Cholera affects children and adults and, in its severe form, can be fatal within hours if untreated.

The incubation period is between 12 hours and five days after ingestion of contaminated food or water. Most people infected with V. cholerae do not develop any symptoms. However, the bacteria are present in their faeces for 1-10 days after infection and are shed back into the environment, potentially infecting other people. 

Cholera is an easily treatable disease. Most people can be treated successfully through prompt administration of oral rehydration solution (ORS), and successful rehydration therapy can keep the CFR below one per cent.

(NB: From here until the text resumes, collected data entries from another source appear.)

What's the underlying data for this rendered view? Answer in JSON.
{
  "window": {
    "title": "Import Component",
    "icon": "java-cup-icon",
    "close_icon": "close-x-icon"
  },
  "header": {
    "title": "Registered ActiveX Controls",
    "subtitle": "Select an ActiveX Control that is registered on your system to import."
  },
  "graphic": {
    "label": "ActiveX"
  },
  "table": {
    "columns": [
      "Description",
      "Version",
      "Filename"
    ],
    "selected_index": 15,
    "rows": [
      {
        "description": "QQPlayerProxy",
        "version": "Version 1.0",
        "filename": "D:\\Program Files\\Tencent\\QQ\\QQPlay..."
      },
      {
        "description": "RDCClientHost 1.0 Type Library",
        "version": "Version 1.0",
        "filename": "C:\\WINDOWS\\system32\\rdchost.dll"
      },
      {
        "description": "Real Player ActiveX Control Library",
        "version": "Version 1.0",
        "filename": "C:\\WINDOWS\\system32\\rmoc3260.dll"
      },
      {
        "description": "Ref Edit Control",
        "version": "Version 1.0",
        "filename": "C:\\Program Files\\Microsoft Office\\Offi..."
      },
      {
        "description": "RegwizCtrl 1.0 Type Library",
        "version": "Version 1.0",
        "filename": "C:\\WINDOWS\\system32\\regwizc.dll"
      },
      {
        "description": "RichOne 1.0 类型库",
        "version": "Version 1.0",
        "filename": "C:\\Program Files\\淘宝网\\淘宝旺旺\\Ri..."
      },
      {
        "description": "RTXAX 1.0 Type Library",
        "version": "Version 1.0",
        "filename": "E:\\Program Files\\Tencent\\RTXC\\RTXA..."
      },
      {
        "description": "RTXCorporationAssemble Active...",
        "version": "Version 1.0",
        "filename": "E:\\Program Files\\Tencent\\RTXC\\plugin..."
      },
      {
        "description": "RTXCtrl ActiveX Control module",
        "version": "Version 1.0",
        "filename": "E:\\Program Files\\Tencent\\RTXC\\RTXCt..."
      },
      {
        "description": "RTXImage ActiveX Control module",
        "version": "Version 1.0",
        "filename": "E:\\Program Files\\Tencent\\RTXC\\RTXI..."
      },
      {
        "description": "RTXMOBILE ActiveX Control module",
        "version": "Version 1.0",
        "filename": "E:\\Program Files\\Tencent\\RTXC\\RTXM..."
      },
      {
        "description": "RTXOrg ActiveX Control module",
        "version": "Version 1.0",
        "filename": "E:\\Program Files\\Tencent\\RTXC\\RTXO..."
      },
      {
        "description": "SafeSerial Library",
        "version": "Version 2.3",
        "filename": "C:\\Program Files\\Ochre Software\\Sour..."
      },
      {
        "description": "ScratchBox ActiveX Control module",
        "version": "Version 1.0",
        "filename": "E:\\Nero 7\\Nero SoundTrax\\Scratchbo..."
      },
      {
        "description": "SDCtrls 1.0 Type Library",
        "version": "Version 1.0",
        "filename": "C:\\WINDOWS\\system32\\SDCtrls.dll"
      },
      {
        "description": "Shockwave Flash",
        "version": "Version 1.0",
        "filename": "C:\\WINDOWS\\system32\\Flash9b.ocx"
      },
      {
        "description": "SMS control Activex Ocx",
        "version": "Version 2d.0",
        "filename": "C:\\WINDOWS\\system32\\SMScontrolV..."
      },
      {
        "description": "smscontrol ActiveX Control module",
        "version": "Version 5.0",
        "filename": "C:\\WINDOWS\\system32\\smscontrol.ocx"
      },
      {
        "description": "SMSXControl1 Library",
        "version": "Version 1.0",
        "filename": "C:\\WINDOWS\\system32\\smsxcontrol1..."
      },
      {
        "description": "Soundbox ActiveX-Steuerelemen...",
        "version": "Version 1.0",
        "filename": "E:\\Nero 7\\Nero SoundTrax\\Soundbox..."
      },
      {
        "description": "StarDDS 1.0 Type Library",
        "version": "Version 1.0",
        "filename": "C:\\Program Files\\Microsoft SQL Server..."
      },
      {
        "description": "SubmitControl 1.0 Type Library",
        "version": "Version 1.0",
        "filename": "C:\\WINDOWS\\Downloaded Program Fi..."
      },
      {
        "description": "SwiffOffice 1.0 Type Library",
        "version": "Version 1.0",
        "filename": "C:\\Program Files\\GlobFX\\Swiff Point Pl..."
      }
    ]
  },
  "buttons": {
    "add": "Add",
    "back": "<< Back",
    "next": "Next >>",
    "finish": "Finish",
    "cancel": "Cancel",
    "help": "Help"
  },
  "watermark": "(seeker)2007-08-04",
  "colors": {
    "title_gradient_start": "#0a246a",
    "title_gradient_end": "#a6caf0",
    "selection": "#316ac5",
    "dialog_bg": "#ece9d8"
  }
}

The consequences of a humanitarian crisis — such as disruption of water and sanitation systems or the displacement of populations towards inadequate and overcrowded camps – can increase the risk of cholera transmission, should the bacteria be present or introduced.

Multi-sectoral approach

A multi-sectoral approach, including a combination of surveillance, water, sanitation and hygiene (WASH), social mobilization, treatment, and oral cholera vaccines, is essential to control cholera outbreaks and reduce deaths.

Cholera is endemic in Malawi, with seasonal outbreaks occurring during the wet season. The first major outbreak occurred in 1998 and was widespread in the Southern Region, with 25 000 cases reported. Before the current attack,

Confirmed cases have been reported across the border in Mozambique, and the risk for cross-border transmission between Malawi and Mozambique remains high during the current outbreak.

WHO urged Malawi and its neighbouring countries to ensure cooperation and regular information sharing so that any spread across the border was quickly contained.